Каким-то чудом все годы после смерти Курёхина эти передачи ускользали от моего внимания, и я с огромным наслаждением прослушал их все, в очередной раз восторгаясь блеском эрудиции, невероятной живостью, дерзостью, смелостью и изяществом своего друга.
Первоначально программа называлась «Ваша любимая собака». Словом «собака» или «собачатина» не понимавшие и не любившие фри-джаз и джазовый авангард традиционалисты называли эту неприятную для них музыку, и Курёхин не преминул, конечно же, воспользоваться прекрасным словечком и втиснуть в этот емкий образ все то нестандартное, непривычное или, выражаясь его словами, «экстремальное» в музыке, что он так любил и чем хотел поделиться со слушателями.

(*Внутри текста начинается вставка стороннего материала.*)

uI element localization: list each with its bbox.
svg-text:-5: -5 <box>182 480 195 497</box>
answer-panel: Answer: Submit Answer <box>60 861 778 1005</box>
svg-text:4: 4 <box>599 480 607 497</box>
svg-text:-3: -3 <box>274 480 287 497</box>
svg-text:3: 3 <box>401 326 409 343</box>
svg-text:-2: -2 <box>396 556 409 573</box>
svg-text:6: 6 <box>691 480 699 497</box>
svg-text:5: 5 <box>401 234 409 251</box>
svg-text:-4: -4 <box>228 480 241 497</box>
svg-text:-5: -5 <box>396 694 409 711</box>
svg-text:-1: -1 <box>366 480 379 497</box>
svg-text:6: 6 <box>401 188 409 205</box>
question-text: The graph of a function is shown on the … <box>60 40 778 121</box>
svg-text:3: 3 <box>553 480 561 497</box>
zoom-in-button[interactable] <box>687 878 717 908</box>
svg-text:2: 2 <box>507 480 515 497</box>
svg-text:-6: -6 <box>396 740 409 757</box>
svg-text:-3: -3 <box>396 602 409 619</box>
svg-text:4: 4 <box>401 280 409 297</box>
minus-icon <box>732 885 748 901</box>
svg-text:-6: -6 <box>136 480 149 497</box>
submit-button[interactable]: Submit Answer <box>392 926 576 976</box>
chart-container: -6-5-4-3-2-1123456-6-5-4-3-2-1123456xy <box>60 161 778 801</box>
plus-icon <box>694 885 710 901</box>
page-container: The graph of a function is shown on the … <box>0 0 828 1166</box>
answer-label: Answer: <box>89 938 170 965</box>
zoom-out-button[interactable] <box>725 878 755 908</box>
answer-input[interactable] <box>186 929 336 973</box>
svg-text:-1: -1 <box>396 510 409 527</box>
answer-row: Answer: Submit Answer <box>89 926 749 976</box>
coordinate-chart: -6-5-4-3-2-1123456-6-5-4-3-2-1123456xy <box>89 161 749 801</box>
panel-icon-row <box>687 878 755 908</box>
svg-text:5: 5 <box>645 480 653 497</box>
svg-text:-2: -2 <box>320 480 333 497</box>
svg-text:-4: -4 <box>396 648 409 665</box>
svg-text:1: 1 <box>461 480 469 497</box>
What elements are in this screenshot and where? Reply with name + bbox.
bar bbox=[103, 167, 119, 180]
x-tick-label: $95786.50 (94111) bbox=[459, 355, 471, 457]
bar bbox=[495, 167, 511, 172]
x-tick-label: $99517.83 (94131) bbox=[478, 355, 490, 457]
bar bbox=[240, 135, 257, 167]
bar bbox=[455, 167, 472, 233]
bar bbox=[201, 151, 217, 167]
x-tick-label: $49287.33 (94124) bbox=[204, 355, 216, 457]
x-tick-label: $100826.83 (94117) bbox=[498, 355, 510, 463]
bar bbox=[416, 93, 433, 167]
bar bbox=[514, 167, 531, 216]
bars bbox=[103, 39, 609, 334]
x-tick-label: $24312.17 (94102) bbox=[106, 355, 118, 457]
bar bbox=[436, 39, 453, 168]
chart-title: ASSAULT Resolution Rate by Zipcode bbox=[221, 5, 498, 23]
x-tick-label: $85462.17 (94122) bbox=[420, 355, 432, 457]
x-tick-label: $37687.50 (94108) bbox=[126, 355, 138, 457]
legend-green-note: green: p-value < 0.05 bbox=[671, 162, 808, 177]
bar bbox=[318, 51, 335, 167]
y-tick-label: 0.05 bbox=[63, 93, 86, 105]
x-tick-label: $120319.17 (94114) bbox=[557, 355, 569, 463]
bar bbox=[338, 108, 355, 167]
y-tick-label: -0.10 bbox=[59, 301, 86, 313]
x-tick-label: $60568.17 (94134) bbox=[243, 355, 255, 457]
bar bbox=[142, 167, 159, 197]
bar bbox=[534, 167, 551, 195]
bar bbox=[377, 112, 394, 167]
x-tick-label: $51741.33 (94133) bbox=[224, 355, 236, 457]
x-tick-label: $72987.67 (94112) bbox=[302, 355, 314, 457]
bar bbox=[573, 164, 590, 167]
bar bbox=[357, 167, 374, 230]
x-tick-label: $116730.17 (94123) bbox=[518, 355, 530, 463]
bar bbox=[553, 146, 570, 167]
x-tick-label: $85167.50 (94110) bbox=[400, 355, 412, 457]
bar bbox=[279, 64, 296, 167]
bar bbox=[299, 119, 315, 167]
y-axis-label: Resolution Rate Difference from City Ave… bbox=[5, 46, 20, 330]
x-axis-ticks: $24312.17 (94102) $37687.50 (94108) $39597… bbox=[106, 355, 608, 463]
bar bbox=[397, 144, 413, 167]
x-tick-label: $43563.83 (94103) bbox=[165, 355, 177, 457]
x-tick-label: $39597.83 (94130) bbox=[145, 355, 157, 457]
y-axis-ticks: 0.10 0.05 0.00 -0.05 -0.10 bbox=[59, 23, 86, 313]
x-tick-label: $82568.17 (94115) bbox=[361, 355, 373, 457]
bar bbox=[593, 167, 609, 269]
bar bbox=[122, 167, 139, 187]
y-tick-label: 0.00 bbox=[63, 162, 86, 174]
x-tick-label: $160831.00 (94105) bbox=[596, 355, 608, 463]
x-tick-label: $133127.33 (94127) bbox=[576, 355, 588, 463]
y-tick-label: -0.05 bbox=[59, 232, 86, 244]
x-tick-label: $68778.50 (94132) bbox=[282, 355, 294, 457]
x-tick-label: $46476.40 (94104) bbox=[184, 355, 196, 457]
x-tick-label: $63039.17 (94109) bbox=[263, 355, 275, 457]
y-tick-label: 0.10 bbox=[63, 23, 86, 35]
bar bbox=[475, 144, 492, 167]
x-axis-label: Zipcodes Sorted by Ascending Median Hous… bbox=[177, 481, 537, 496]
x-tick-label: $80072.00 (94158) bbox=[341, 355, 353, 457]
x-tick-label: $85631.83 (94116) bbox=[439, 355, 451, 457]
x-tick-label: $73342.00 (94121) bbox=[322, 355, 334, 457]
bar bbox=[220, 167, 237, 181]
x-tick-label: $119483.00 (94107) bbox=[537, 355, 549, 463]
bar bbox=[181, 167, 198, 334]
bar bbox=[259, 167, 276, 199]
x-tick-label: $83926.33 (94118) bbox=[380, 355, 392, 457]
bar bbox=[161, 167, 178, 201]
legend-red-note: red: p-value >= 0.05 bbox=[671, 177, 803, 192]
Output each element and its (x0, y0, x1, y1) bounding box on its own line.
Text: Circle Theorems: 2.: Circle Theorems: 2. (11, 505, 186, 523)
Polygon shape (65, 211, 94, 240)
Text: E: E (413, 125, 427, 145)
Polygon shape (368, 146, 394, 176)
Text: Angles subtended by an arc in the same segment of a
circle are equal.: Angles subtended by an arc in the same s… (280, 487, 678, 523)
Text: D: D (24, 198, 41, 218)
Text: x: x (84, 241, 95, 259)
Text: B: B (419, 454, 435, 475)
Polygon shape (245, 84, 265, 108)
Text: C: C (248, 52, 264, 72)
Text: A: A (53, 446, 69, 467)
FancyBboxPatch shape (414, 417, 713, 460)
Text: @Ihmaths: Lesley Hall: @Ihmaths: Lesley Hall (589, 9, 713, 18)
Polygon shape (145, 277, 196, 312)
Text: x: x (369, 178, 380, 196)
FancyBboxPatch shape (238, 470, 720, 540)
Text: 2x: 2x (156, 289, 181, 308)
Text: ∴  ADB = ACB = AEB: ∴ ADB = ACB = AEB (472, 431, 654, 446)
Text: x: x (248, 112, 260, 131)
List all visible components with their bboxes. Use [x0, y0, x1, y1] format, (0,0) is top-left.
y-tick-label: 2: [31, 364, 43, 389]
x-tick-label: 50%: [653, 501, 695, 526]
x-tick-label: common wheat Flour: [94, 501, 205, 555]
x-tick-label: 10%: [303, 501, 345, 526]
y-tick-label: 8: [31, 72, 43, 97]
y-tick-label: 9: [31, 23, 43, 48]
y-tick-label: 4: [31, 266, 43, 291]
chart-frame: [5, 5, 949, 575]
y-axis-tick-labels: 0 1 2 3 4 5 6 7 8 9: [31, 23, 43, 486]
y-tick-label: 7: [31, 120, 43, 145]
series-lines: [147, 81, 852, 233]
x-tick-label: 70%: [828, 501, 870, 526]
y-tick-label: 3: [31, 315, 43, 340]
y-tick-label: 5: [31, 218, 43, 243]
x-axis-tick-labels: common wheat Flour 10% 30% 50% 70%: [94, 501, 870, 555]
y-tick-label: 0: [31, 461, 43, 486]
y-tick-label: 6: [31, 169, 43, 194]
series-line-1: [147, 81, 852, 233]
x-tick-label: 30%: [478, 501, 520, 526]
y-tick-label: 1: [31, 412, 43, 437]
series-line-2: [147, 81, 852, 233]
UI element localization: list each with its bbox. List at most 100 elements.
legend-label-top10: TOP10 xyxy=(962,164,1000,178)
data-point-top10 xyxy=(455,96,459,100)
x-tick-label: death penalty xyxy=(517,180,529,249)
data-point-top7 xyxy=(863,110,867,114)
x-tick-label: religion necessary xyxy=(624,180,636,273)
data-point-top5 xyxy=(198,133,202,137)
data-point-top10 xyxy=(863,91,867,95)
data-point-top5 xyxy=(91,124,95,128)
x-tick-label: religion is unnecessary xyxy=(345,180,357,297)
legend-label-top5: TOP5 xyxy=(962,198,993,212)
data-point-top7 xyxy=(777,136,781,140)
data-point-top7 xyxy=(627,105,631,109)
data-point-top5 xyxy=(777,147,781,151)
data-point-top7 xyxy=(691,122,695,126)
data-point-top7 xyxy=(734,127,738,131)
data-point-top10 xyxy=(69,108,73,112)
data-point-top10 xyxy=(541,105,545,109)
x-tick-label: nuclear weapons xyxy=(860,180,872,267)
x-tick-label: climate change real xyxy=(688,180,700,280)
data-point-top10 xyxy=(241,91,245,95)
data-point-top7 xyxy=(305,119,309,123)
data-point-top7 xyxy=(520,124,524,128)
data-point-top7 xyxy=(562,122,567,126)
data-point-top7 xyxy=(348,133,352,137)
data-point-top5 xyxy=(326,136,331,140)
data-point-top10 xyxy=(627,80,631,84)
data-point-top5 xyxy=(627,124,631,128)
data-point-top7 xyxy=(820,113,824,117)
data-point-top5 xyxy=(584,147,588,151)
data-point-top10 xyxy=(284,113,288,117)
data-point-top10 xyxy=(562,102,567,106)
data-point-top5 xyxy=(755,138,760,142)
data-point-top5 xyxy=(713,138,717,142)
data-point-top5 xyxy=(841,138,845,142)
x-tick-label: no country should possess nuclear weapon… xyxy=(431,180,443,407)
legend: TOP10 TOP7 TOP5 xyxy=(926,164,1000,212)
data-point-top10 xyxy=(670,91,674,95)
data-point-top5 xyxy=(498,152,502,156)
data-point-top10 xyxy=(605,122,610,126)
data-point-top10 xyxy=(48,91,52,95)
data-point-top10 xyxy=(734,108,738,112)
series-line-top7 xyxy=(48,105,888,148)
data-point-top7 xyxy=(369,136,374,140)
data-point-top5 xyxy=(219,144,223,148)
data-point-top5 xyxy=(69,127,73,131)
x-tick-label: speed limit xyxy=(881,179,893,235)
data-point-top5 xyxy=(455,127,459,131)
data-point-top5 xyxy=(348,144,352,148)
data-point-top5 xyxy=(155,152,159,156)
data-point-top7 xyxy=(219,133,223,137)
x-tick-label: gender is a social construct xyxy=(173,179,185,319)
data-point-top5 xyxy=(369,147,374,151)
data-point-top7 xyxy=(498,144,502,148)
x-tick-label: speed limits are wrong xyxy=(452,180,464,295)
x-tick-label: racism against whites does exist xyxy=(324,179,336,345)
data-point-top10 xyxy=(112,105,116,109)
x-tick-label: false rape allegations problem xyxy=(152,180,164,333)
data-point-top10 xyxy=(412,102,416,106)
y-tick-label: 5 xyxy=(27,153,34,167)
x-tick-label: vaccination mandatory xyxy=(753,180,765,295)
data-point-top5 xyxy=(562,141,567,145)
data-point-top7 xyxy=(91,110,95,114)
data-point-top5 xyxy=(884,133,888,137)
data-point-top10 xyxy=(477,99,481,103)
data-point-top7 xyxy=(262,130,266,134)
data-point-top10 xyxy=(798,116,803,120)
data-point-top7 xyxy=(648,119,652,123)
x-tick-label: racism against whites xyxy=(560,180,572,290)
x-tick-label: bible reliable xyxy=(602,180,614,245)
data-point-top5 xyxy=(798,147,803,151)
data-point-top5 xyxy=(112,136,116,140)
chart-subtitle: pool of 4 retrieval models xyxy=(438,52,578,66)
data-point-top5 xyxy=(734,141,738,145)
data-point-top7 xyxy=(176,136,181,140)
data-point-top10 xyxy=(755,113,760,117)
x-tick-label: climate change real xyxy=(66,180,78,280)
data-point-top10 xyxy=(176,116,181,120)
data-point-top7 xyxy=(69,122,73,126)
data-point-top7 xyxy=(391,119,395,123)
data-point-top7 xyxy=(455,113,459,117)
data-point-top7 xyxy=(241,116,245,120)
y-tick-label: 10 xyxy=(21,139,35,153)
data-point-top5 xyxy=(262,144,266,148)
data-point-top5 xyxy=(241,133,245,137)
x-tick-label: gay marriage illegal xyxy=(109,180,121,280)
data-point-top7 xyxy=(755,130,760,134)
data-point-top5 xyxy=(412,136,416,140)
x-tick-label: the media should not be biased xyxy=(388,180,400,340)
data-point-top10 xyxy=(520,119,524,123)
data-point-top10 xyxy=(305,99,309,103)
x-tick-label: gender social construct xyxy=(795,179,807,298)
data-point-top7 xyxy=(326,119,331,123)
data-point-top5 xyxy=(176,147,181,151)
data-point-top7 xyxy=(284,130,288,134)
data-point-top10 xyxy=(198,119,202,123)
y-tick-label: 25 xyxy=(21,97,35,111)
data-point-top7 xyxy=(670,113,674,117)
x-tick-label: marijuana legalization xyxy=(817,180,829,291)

За два месяца Сергей, со свойственным ему постоянством, несколько раз менял название программы. «Название развивается, не может же программа быть с одниим и тем же названием», – нисколько не смущаясь, объяснял он. На смену «Вашей любимой собаке» пришла «Наша маленькая рыбка», потом «Русский людоед», потом «Летающий Гинзбург».
Диапазон был огромен – от любимого им японского шумового террора, до гавайской песни, от серф-музыки до чикагской школы свободной импровизации, от индустриального грохота до нежной алеаторики Кейджа, от поп-групп 60-х до китайского джаза.
Эстетическое кредо вмещалось в два на первый взгляд противоположных лозунга, характеризовавшие звучащих в программе музыкантов и их музыку: «одичавшие зверюги» и «красота бесконечна». Были и гибриды – типа «мягкий, вкрадчивый экстремизм».